Since then, researchers in several scientific areas have consistently struggled to reproduce major results of prominent studies. By some estimates, at least 51%—and as much as 89%—of published papers are based on studies and experiments showing results that cannot be reproduced.
Researchers have recreated prominent studies from several scientific fields and come up with wildly different results. And psychology has become something of a poster child for the “reproducibility crisis” since Brian Nosek, a psychology professor at the University of Virginia, coordinated a Reproducibility Initiative project to repeat 100 psychological experiments, and could only successfully replicate 40%.
Now, an attempt to replicate another key psychological concept (ego depletion: the idea that willpower is finite and can be worn down with overuse) has come up short. Martin Hagger, psychology professor at Curtin University in Australia, led researchers from 24 labs in trying to recreate a key effect, but found nothing. Their findings are due to be published in Perspectives on Psychological Science in the coming weeks.
Why are they getting it wrong?
No one is accusing the psychologists behind the initial experiments of intentionally manipulating their results. But some of them may have been tripped up by one or more of the various aspects of academic science that inadvertently encourage bias.
For example, there’s massive academic pressure to publish in journals, and these journals tend to publish exciting studies that show strong results.
“Journals favor novelty, originality, and verification of hypotheses over robustness, stringency of method, reproducibility, and falsifiability,” Hagger tells Quartz. “Therefore researchers have been driven to finding significant effects, finding things that are novel, testing them on relatively small samples.”
This has created a publication bias, where studies that show strong, positive results get published, while similar studies that come up with no significant effects sit at the bottom of researchers’ drawers.
Meanwhile, in cases where researchers have access to large amounts of data, there’s a dangerous tendency to hunt for significant correlations. Researchers can thus convince themselves that they’ve spotted a meaningful connection, when in fact such connections are totally random.
A sign of strength
The idea that papers are publishing false results might sound alarming but the recent crisis doesn’t mean that the entire scientific method is totally wrong. In fact, science’s focus on its own errors is a sign that researchers are on exactly the right path.
Ivan Oransky, producer of the blog Retraction Watch, which tracks retractions printed in journals, tells Quartz that ultimately, the alarm will lead to increased rigor.
“There’s going to be some short-term and maybe mid-term pain as all of this shakes out, but that’s how you move forward,” he says. “It’s like therapy—if you never get angry in therapy, you’re probably not pushing hard enough. If you never find mistakes, or failures to reproduce in your field, you’re probably not asking the right questions.”
For psychologists, who have seen so many results crumble in such a short space of time, the replication crisis could be disheartening. But it also presents a chance to be at the forefront of developing new policies.
Ioannidis tells Quartz that he views the most recent psychology reproducibility failures as a positive. “It shows how much effort and attention has gone towards improving the accuracy of the knowledge produced,” he says. “Psychology is a discipline that has always been very strong methodologically and was at the forefront at describing various biases and better methods. Now they are again taking the lead in improving their replication record.”
For example, there’s already widespread discussion within psychology about pre-registering trials (which would prevent researchers from shifting their methods so as to capture more eye-catching results), making data and scientific methods more open, making sample sizes larger and more representative, and promoting collaboration.

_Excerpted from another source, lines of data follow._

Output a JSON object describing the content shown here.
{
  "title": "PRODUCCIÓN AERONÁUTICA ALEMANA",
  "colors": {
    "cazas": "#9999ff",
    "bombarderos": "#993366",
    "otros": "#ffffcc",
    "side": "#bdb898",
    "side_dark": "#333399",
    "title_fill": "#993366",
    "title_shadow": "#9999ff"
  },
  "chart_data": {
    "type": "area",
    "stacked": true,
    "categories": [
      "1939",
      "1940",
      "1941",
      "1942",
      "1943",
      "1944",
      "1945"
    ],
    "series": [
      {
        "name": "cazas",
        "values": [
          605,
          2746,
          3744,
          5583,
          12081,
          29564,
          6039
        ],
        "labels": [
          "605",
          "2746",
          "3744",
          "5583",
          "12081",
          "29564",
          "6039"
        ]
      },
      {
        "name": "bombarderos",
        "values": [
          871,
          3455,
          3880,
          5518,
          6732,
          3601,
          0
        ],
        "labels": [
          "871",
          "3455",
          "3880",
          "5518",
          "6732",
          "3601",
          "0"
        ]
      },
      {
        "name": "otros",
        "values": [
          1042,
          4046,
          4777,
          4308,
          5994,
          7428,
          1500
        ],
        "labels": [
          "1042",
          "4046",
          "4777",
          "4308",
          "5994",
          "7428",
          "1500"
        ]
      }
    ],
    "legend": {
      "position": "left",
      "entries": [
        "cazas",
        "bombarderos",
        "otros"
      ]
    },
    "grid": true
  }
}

Dorothy Bishop, a professor of developmental neuropsychology at Oxford University, tells Quartz that several funding bodies and journals seem to be receptive to these ideas and that, once one or two adopt such policies, she expects them to spread rapidly.
Doing science on science
Each scientific field must adopt its own methods of ensuring accuracy. But ultimately, this self-reflection is a key part of the scientific process.

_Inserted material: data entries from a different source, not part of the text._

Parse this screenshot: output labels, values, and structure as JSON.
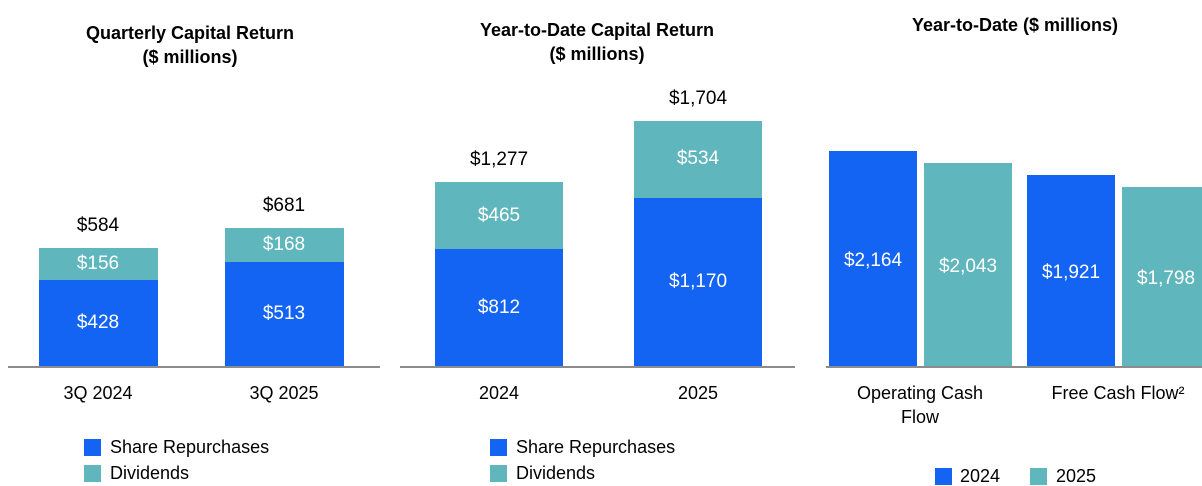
{
  "chart_data": [
    {
      "type": "stacked_bar",
      "title": "Quarterly Capital Return",
      "subtitle": "($ millions)",
      "categories": [
        "3Q 2024",
        "3Q 2025"
      ],
      "series": [
        {
          "name": "Share Repurchases",
          "color": "#1464f4",
          "values": [
            428,
            513
          ],
          "value_labels": [
            "$428",
            "$513"
          ]
        },
        {
          "name": "Dividends",
          "color": "#5fb6bc",
          "values": [
            156,
            168
          ],
          "value_labels": [
            "$156",
            "$168"
          ]
        }
      ],
      "totals": [
        584,
        681
      ],
      "total_labels": [
        "$584",
        "$681"
      ],
      "legend": "bottom-left"
    },
    {
      "type": "stacked_bar",
      "title": "Year-to-Date Capital Return",
      "subtitle": "($ millions)",
      "categories": [
        "2024",
        "2025"
      ],
      "series": [
        {
          "name": "Share Repurchases",
          "color": "#1464f4",
          "values": [
            812,
            1170
          ],
          "value_labels": [
            "$812",
            "$1,170"
          ]
        },
        {
          "name": "Dividends",
          "color": "#5fb6bc",
          "values": [
            465,
            534
          ],
          "value_labels": [
            "$465",
            "$534"
          ]
        }
      ],
      "totals": [
        1277,
        1704
      ],
      "total_labels": [
        "$1,277",
        "$1,704"
      ],
      "legend": "bottom-left"
    },
    {
      "type": "grouped_bar",
      "title": "Year-to-Date ($ millions)",
      "categories": [
        "Operating Cash Flow",
        "Free Cash Flow²"
      ],
      "series": [
        {
          "name": "2024",
          "color": "#1464f4",
          "values": [
            2164,
            1921
          ],
          "value_labels": [
            "$2,164",
            "$1,921"
          ]
        },
        {
          "name": "2025",
          "color": "#5fb6bc",
          "values": [
            2043,
            1798
          ],
          "value_labels": [
            "$2,043",
            "$1,798"
          ]
        }
      ],
      "legend": "bottom"
    }
  ]
}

As Bishop notes, “Science has proved itself to be an incredibly powerful method.” And yet there’s always room for further advancement.

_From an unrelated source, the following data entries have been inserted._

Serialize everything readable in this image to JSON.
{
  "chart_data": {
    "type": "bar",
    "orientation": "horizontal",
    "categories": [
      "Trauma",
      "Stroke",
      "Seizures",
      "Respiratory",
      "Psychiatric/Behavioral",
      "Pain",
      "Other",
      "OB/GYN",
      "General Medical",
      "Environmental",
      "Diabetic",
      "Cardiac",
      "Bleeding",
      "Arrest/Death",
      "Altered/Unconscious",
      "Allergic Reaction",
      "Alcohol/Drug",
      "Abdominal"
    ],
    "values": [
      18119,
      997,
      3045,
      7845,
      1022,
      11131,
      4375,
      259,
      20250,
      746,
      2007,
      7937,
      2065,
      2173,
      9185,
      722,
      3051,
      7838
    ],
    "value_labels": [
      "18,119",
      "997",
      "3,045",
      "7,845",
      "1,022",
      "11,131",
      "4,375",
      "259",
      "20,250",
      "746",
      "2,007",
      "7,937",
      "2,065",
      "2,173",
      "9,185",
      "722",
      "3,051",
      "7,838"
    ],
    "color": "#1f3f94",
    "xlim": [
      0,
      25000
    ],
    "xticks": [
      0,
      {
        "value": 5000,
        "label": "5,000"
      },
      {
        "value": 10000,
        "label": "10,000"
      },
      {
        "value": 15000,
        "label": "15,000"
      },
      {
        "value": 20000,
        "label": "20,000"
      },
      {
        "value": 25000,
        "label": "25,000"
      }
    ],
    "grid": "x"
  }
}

“There’s never an end point,” says Bishop. “We’re always groping towards the next thing. Sometimes science does disappear down the wrong path for a bit before it corrects itself.”
For Nosek, who led the re-testing of 100 psychology papers, the current focus on reproducibility is simply part of the scientific process.
“Science isn’t about truth and falsity, it’s about reducing uncertainty,” he says. “Really this whole project is science on science: Researchers doing what science is supposed to do, which is be skeptical of our own process, procedure, methods, and look for ways to improve.”